As the first Transportation Worker Identification Credentials (TWIC) approach their expiration dates, some mariners are reporting confusion in the renewal process.
TWIC cards are issued by the Transportation Security Administration (TSA). In addition to a TWIC, working mariners are likely to have some combination of the Merchant Mariner License (MML), Merchant Mariner’s Document (MMD) or Merchant Mariner Credential (MMC). But they are not created equal.
All three documents are acceptable forms of identification to obtain or renew the TWIC, according to Lorie Dankers, a TSA spokeswoman. “The MML and MMD will continue to be acceptable until they are fully phased out, which is set to occur in spring 2014,” Dankers said.
But the MMD, a driver’s license-sized card required by mariners on U.S. ships of 100 tons or more, supposedly carries more weight, according to the TSA.
According to the TSA’s requirements, identification documents come in two categories for U.S. citizens born in the United States or its outlying possessions.
The first category is List A, which requires only one document for identification. An unexpired MMD falls into this category, even though it’s being phased out.
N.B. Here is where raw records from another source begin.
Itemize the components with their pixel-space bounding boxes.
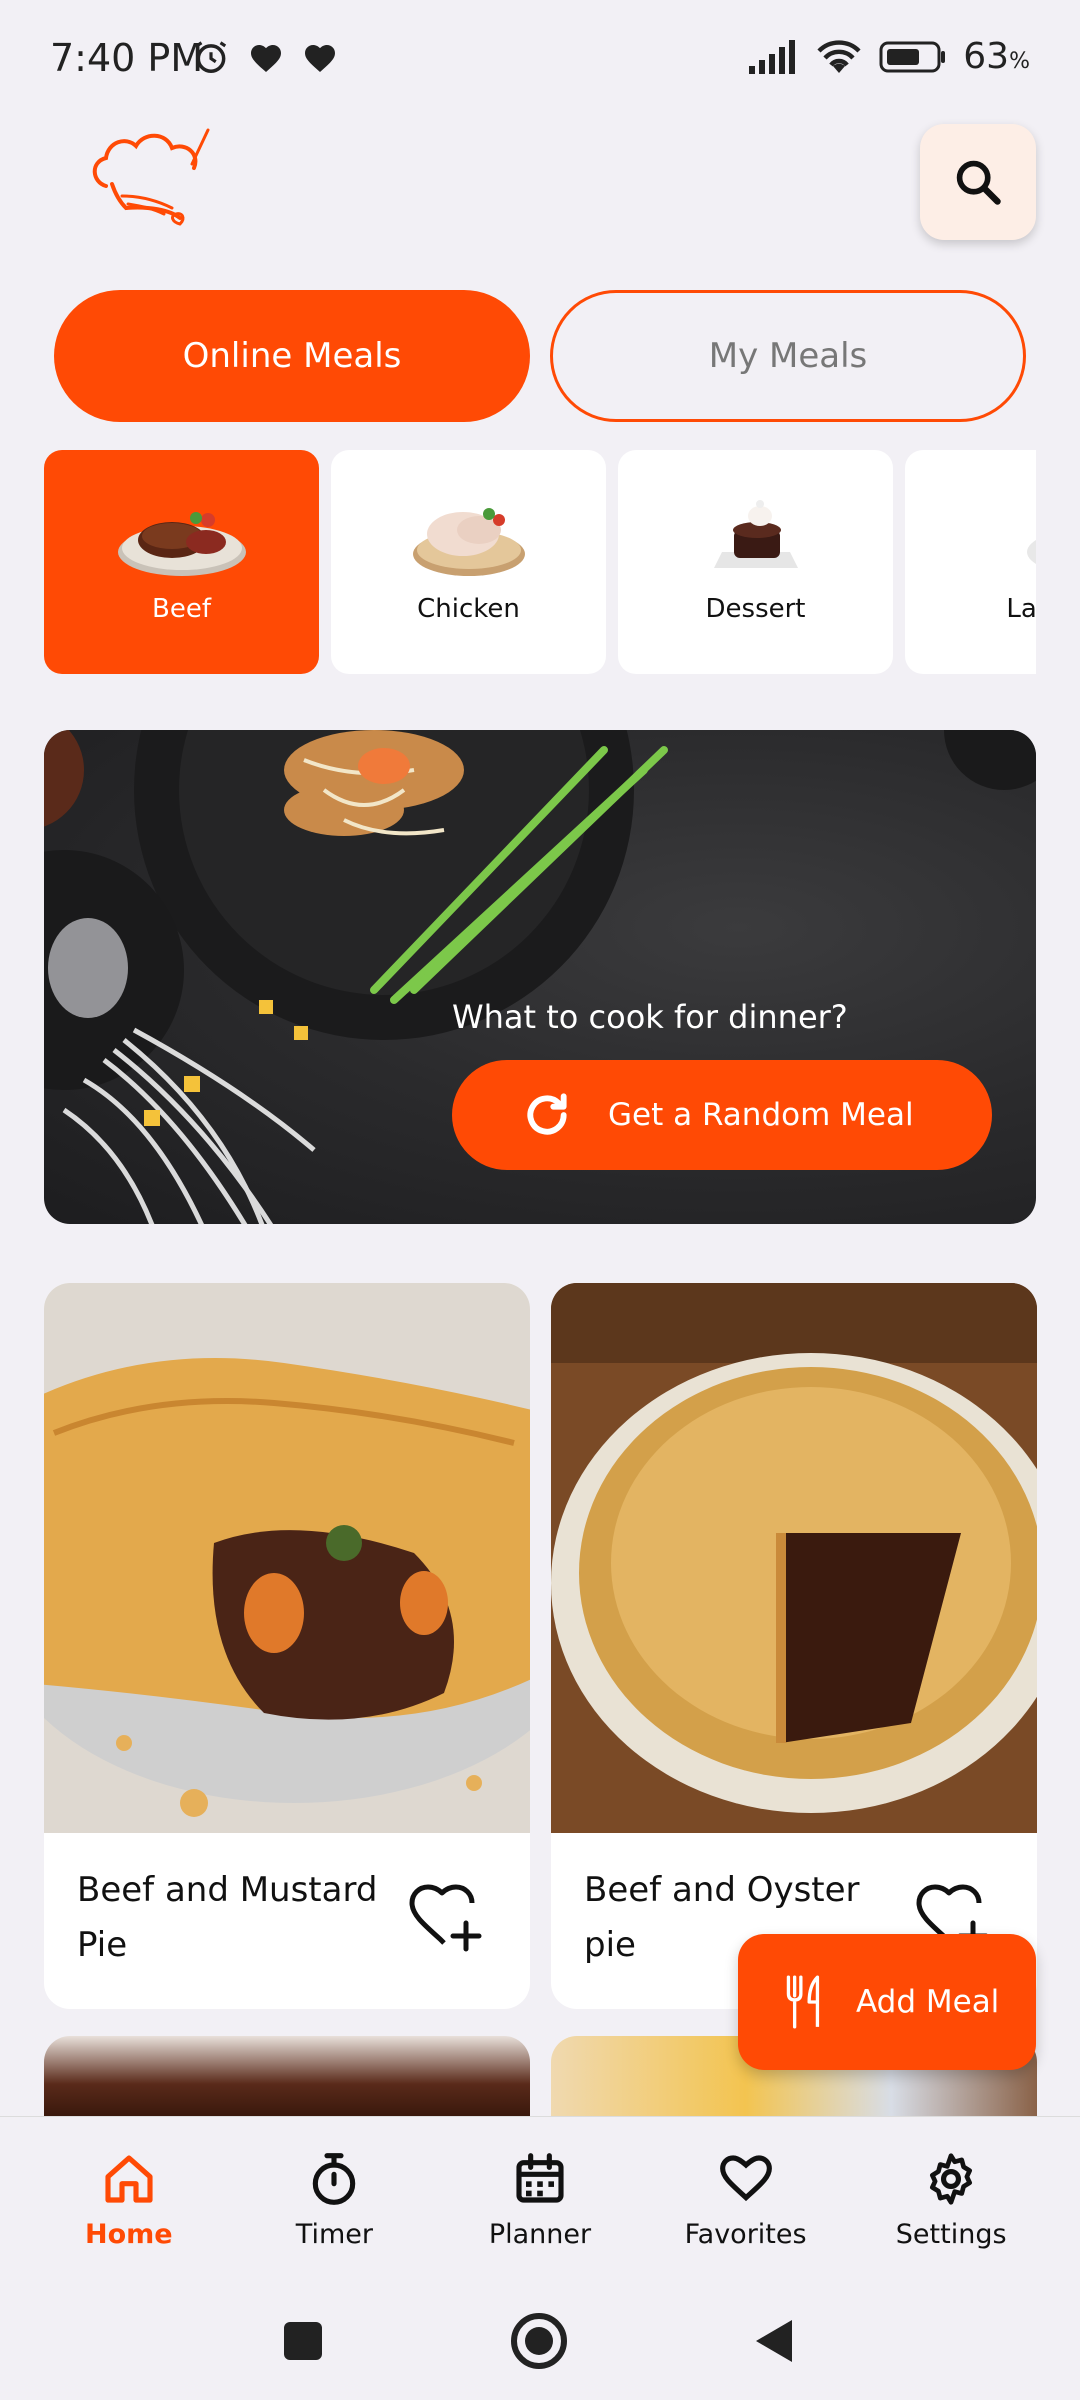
category-item-lamb[interactable]: Lamb [905,450,1036,674]
status-notification-icons [192,38,338,76]
random-meal-banner: What to cook for dinner? Get a Random Me… [44,730,1036,1224]
nav-item-timer[interactable]: Timer [244,2151,424,2250]
battery-icon [879,41,946,72]
add-meal-button[interactable]: Add Meal [738,1934,1036,2070]
calendar-icon [516,2153,564,2203]
nav-item-home[interactable]: Home [39,2151,219,2250]
alarm-icon [195,41,227,73]
tab-online-meals[interactable]: Online Meals [54,290,530,422]
meal-image [44,1283,530,1833]
gear-icon [930,2153,973,2205]
category-label: Beef [152,594,211,624]
heart-icon [719,2155,772,2202]
nav-item-favorites[interactable]: Favorites [656,2151,836,2250]
battery-percent: 63% [963,36,1030,77]
nav-item-planner[interactable]: Planner [450,2151,630,2250]
dessert-image [713,500,798,568]
system-navigation-bar [284,2313,792,2369]
fork-knife-icon [786,1975,820,2029]
banner-question: What to cook for dinner? [452,998,848,1036]
wifi-icon [817,39,861,73]
random-meal-button[interactable]: Get a Random Meal [452,1060,992,1170]
meal-card[interactable] [44,2036,530,2116]
nav-label: Planner [488,2219,592,2250]
nav-label: Settings [895,2219,1007,2250]
category-label: Chicken [417,594,520,624]
heart-status-icon [305,45,335,72]
search-icon [956,160,1001,205]
home-icon [105,2155,153,2203]
heart-status-icon [251,45,281,72]
tab-my-meals[interactable]: My Meals [550,290,1026,422]
refresh-icon [527,1093,567,1135]
add-meal-label: Add Meal [856,1984,1000,2020]
search-button[interactable] [920,124,1036,240]
chef-hat-logo [92,128,210,226]
back-button [756,2320,792,2362]
category-item-beef[interactable]: Beef [44,450,319,674]
random-meal-button-label: Get a Random Meal [608,1097,914,1133]
category-carousel[interactable]: Beef Chicken Dessert Lamb [44,450,1036,676]
lamb-image [1026,539,1036,565]
category-item-chicken[interactable]: Chicken [331,450,606,674]
add-favorite-icon[interactable] [406,1883,486,1953]
status-system-icons: 63% [749,36,1030,77]
meal-image [551,1283,1037,1833]
beef-image [117,512,246,576]
bottom-navigation: Home Timer Planner Favorites Settings [0,2116,1080,2284]
chicken-image [412,508,525,576]
category-item-dessert[interactable]: Dessert [618,450,893,674]
nav-label: Favorites [684,2219,807,2250]
recents-button [284,2322,322,2360]
signal-icon [749,39,796,74]
nav-label: Timer [295,2219,373,2250]
status-bar: 7:40 PM 63% [0,0,1080,120]
nav-label: Home [85,2219,173,2250]
meal-card[interactable]: Beef and Oyster pie [551,1283,1037,2009]
meal-card[interactable]: Beef and Mustard Pie [44,1283,530,2009]
status-time: 7:40 PM [50,36,204,80]
category-label: Lamb [1006,594,1036,624]
timer-icon [313,2153,356,2205]
category-label: Dessert [705,594,806,624]
nav-item-settings[interactable]: Settings [861,2151,1041,2250]
meal-title: Beef and Mustard Pie [77,1870,378,1965]
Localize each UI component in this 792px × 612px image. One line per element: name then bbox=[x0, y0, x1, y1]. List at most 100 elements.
The second category, List B, requires two documents from the list for identification. Both an unexpired MML bearing an official raised seal, or a certified copy of the MML and an unexpired MMC fall into this category. Also, the TWIC itself is found on List B, requiring an additional approved document as well.
When John Bennett, president of Maritime Protective Services, a Florida-based compliance consulting and training firm, got his TWIC in 2009, he took a U.S. passport, which is on List A, making it sufficient identification by itself. But at the enrolling office he also had to show his driver’s license.
“There’s a difference between what’s on the list and what actually happens when you go in the office,” Bennett said.
To help TWIC holders extend the life of their documents, TSA has launched a three-year replacement Extended Expiration Date (EED) TWIC at a reduced cost of $60, compared to the standard fee of $129.75.
Beginning in late August, U.S. citizens or U.S. nationals who hold TWICs that will expire on or before Dec. 31, 2014, can apply for the extension.
TWIC holders who are not U.S. citizens or U.S. nationals or who are eligible but do not wish to use the three-year renewal option can apply for the standard five-year renewal.
The three-year option is a one-time opportunity, Dankers noted.
“Upon the expiration of this three-year EED TWIC, all TWIC holders will be required to enroll for a standard five-year TWIC,” she said.
The extension program is designed to allow TWIC holders to renew their cards at a lower cost while TSA deploys the much-delayed biometric readers that are at the heart of the TWIC program.
Without the biometric identification, the TWIC security measures won’t have much teeth.
“If we don’t have the readers, it’s just a glorious piece of laminated plastic that has a picture of you on it,” Bennett said.